Investigating Biomolecular Interactions using Terahertz Pulsed Spectroscopy

The bio-molecular interaction has been one of the most challenging subjects to probe due to its complexity. In the thesis, we have been attempting to answer fundamental questions about bio-molecular interactions in the terahertz (THz) region from the macroscopic to microscopic level. Terahertz radiation (defined as 0.1--10 THz) can excite intermolecular interactions such as the librational and vibrational modes. These attributes make it feasible to probe the dynamic characteristics of the bio-molecular system. Furthermore, it is worth investigating whether terahertz technology could potentially be used as a novel tool in the biomedical diagnosis field in the near future.;We develop a controlled study to investigate the effects of formalin fixing on the THz properties of two different tissue types. The optical properties are measured using THz reflection spectroscopy.

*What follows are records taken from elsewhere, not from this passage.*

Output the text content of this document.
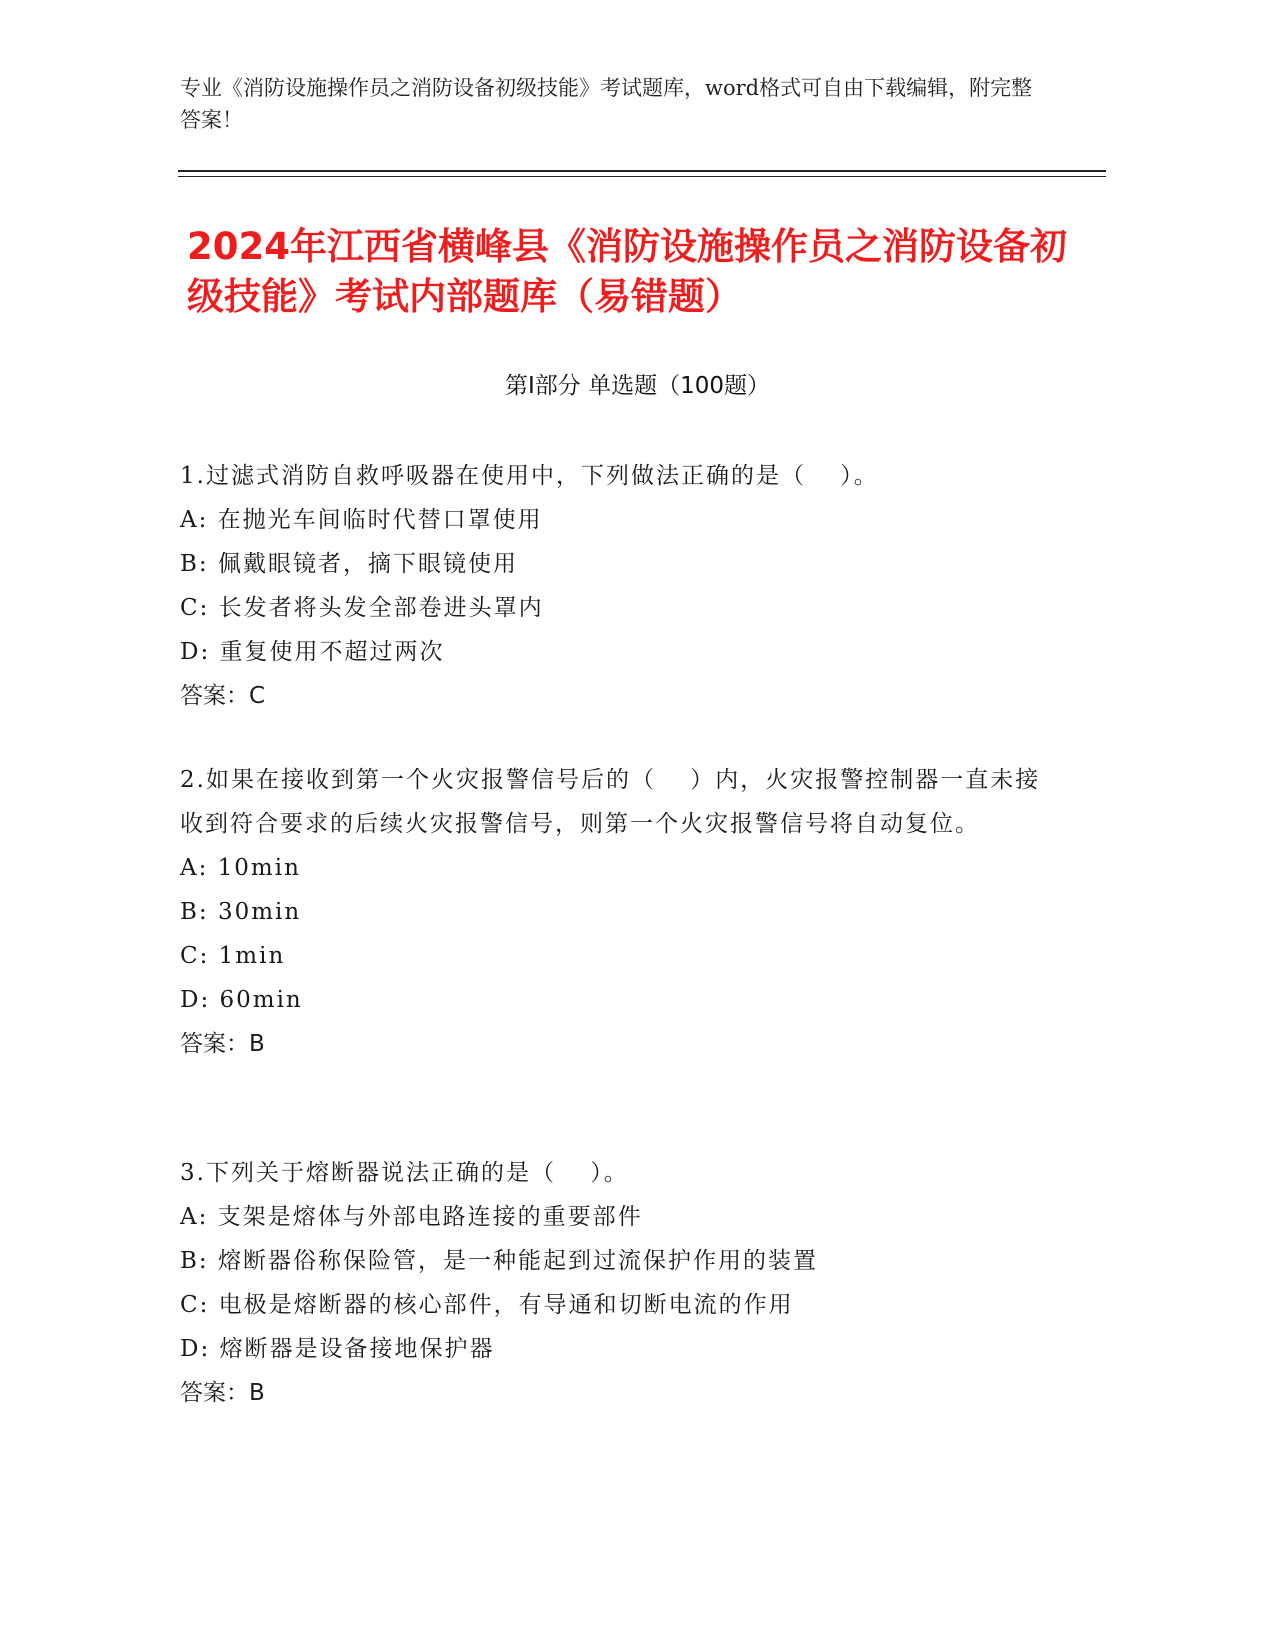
专业《消防设施操作员之消防设备初级技能》考试题库，word格式可自由下载编辑，附完整答案！
2024年江西省横峰县《消防设施操作员之消防设备初级技能》考试内部题库（易错题）
第Ⅰ部分 单选题（100题）
1.过滤式消防自救呼吸器在使用中，下列做法正确的是（　 ）。
A: 在抛光车间临时代替口罩使用
B: 佩戴眼镜者，摘下眼镜使用
C: 长发者将头发全部卷进头罩内
D: 重复使用不超过两次
答案：C
2.如果在接收到第一个火灾报警信号后的（　 ）内，火灾报警控制器一直未接收到符合要求的后续火灾报警信号，则第一个火灾报警信号将自动复位。
A: 10min
B: 30min
C: 1min
D: 60min
答案：B
3.下列关于熔断器说法正确的是（　 ）。
A: 支架是熔体与外部电路连接的重要部件
B: 熔断器俗称保险管，是一种能起到过流保护作用的装置
C: 电极是熔断器的核心部件，有导通和切断电流的作用
D: 熔断器是设备接地保护器
答案：B
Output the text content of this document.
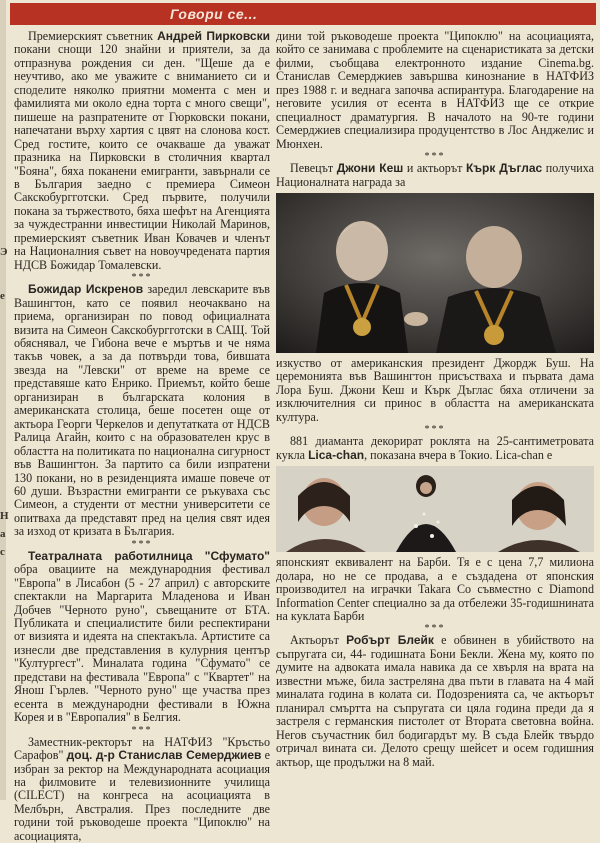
Э
е
Н
а
с
Говори се...

Премиерският съветник Андрей Пирковски покани снощи 120 знайни и приятели, за да отпразнува рождения си ден. "Щеше да е неучтиво, ако ме уважите с вниманието си и споделите няколко приятни момента с мен и фамилията ми около една торта с много свещи", пишеше на разпратените от Гюрковски покани, напечатани върху хартия с цвят на слонова кост. Сред гостите, които се очакваше да уважат празника на Пирковски в столичния квартал "Бояна", бяха поканени емигранти, завърнали се в България заедно с премиера Симеон Сакскобургготски. Сред първите, получили покана за тържеството, бяха шефът на Агенцията за чуждестранни инвестиции Николай Маринов, премиерският съветник Иван Ковачев и членът на Националния съвет на новоучредената партия НДСВ Божидар Томалевски.

***

Божидар Искренов заредил левскарите във Вашингтон, като се появил неочаквано на приема, организиран по повод официалната визита на Симеон Сакскобургготски в САЩ. Той обяснявал, че Гибона вече е мъртъв и че няма такъв човек, а за да потвърди това, бившата звезда на "Левски" от време на време се представяше като Енрико. Приемът, който беше организиран в българската колония в американската столица, беше посетен още от актьора Георги Черкелов и депутатката от НДСВ Ралица Агайн, които с на образователен крус в областта на политиката по национална сигурност във Вашингтон. За партито са били изпратени 130 покани, но в резиденцията имаше повече от 60 души. Възрастни емигранти се ръкуваха със Симеон, а студенти от местни университети се опитваха да представят пред на целия свят идея за изход от кризата в България.

***

Театралната работилница "Сфумато" обра овациите на международния фестивал "Европа" в Лисабон (5 - 27 април) с авторските спектакли на Маргарита Младенова и Иван Добчев "Черното руно", съвещаните от БТА. Публиката и специалистите били респектирани от визията и идеята на спектакъла. Артистите са изнесли две представления в кулурния център "Култургест". Миналата година "Сфумато" се представи на фестивала "Европа" с "Квартет" на Янош Гърлев. "Черното руно" ще участва през есента в международни фестивали в Южна Корея и в "Европалия" в Белгия.

***

Заместник-ректорът на НАТФИЗ "Кръстьо Сарафов" доц. д-р Станислав Семерджиев е избран за ректор на Международната асоциация на филмовите и телевизионните училища (CILECT) на конгреса на асоциацията в Мелбърн, Австралия. През последните две години той ръководеше проекта "Ципоклю" на асоциацията,

дини той ръководеше проекта "Ципоклю" на асоциацията, който се занимава с проблемите на сценаристиката за детски филми, съобщава електронното издание Cinema.bg. Станислав Семерджиев завършва кинознание в НАТФИЗ през 1988 г. и веднага започва аспирантура. Благодарение на неговите усилия от есента в НАТФИЗ ще се открие специалност драматургия. В началото на 90-те години Семерджиев специализира продуцентство в Лос Анджелис и Мюнхен.

***

Певецът Джони Кеш и актьорът Кърк Дъглас получиха Националната награда за

изкуство от американския президент Джордж Буш. На церемонията във Вашингтон присъстваха и първата дама Лора Буш. Джони Кеш и Кърк Дъглас бяха отличени за изключителния си принос в областта на американската култура.

***

881 диаманта декорират роклята на 25-сантиметровата кукла Lica-chan, показана вчера в Токио. Lica-chan е

японският еквивалент на Барби. Тя е с цена 7,7 милиона долара, но не се продава, а е създадена от японския производител на играчки Takara Co съвместно с Diamond Information Center специално за да отбележи 35-годишнината на куклата Барби

***

Актьорът Робърт Блейк е обвинен в убийството на съпругата си, 44- годишната Бони Бекли. Жена му, която по думите на адвоката имала навика да се хвърля на врата на известни мъже, била застреляна два пъти в главата на 4 май миналата година в колата си. Подозренията са, че актьорът планирал смъртта на съпругата си цяла година преди да я застреля с германския пистолет от Втората световна война. Негов съучастник бил бодигардът му. В съда Блейк твърдо отричал вината си. Делото срещу шейсет и осем годишния актьор, ще продължи на 8 май.
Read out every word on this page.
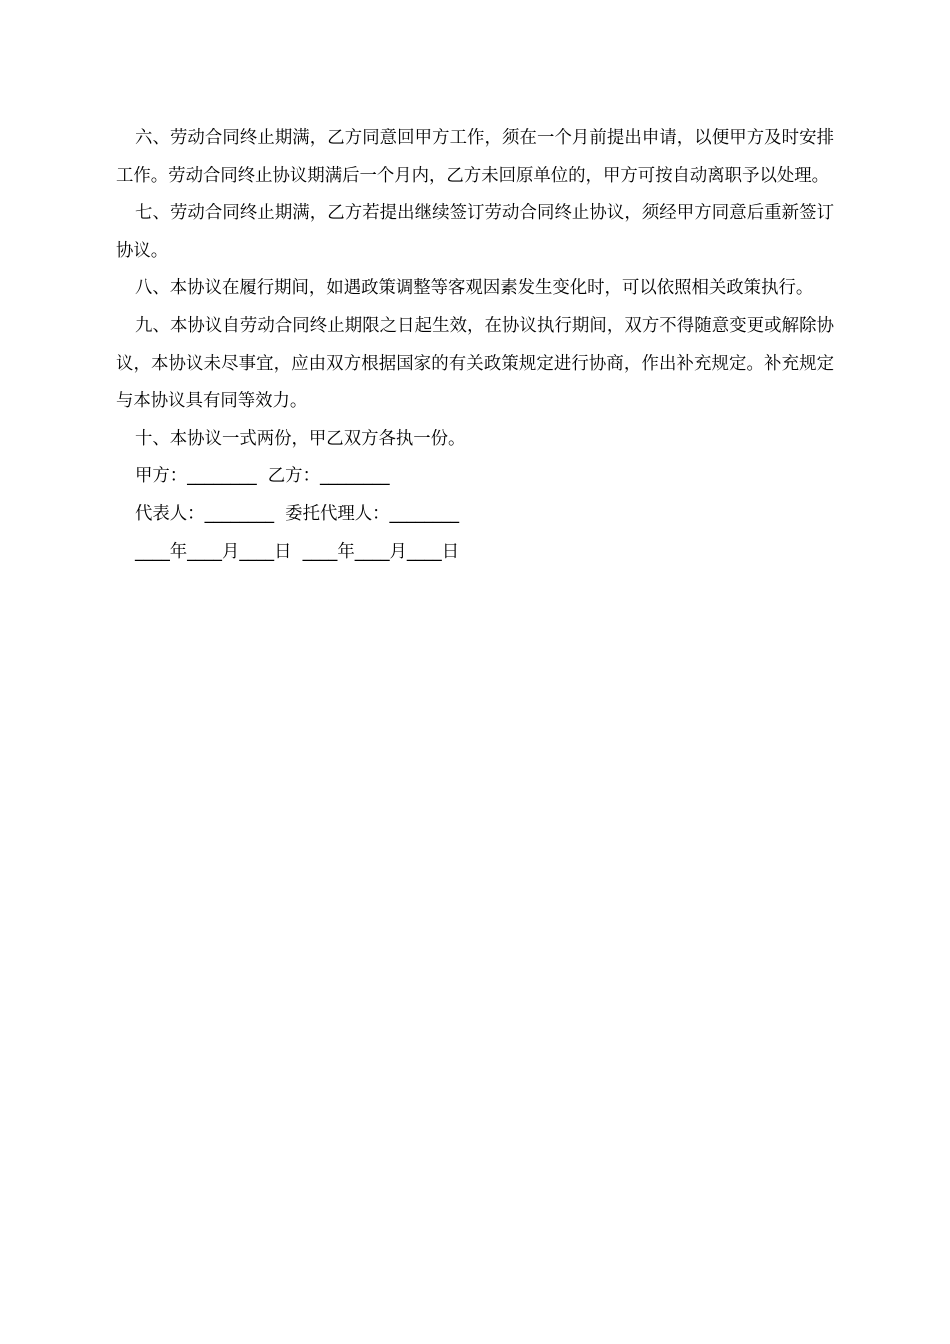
六、劳动合同终止期满，乙方同意回甲方工作，须在一个月前提出申请，以便甲方及时安排工作。劳动合同终止协议期满后一个月内，乙方未回原单位的，甲方可按自动离职予以处理。

七、劳动合同终止期满，乙方若提出继续签订劳动合同终止协议，须经甲方同意后重新签订协议。

八、本协议在履行期间，如遇政策调整等客观因素发生变化时，可以依照相关政策执行。

九、本协议自劳动合同终止期限之日起生效，在协议执行期间，双方不得随意变更或解除协议，本协议未尽事宜，应由双方根据国家的有关政策规定进行协商，作出补充规定。补充规定与本协议具有同等效力。

十、本协议一式两份，甲乙双方各执一份。

甲方：________  乙方：________
代表人：________  委托代理人：________
____年____月____日  ____年____月____日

The results present how the fixing process can affect image contrast in THz images of biological samples.;Secondly, we focus our aims on investigating protein molecules due to the possibility of being able to explain the mechanism of molecular interactions more clearly. Two lands of labeled immunoglobulin G were investigated using a reflective THz-IDS system. The dielectric properties were sensitive to the conjugation of the antibody. Additionally, terahertz spectroscopy is able to evaluate the depth of the hydrogen shell and shows that the hydrogen-bonded networks of charged protein solutions play an important role in determining the dielectric.;Thirdly, using a transmission THz-TDS system we investigated a biomarker protein and observed distinct spectral differences at various temperatures. This work demonstrates that terahertz spectroscopy can be used to evaluate the anharmonicity of the vibrational potential. By comparing the absorption spectra of the THz-TDS and Synchrotron results it is possible to deduce the approximate localization of the vibrational modes within the molecular chain.;Finally, based on theoretical calculations and experiments, we present a development model (DDRA model) to describe the interaction between the protein and its solvent molecule. The parameters derived from this model provide good fits to the experimentally determined complex dielectric constant, making it of the model valuable benchmarks for other theoretical treatments of bio-molecular system.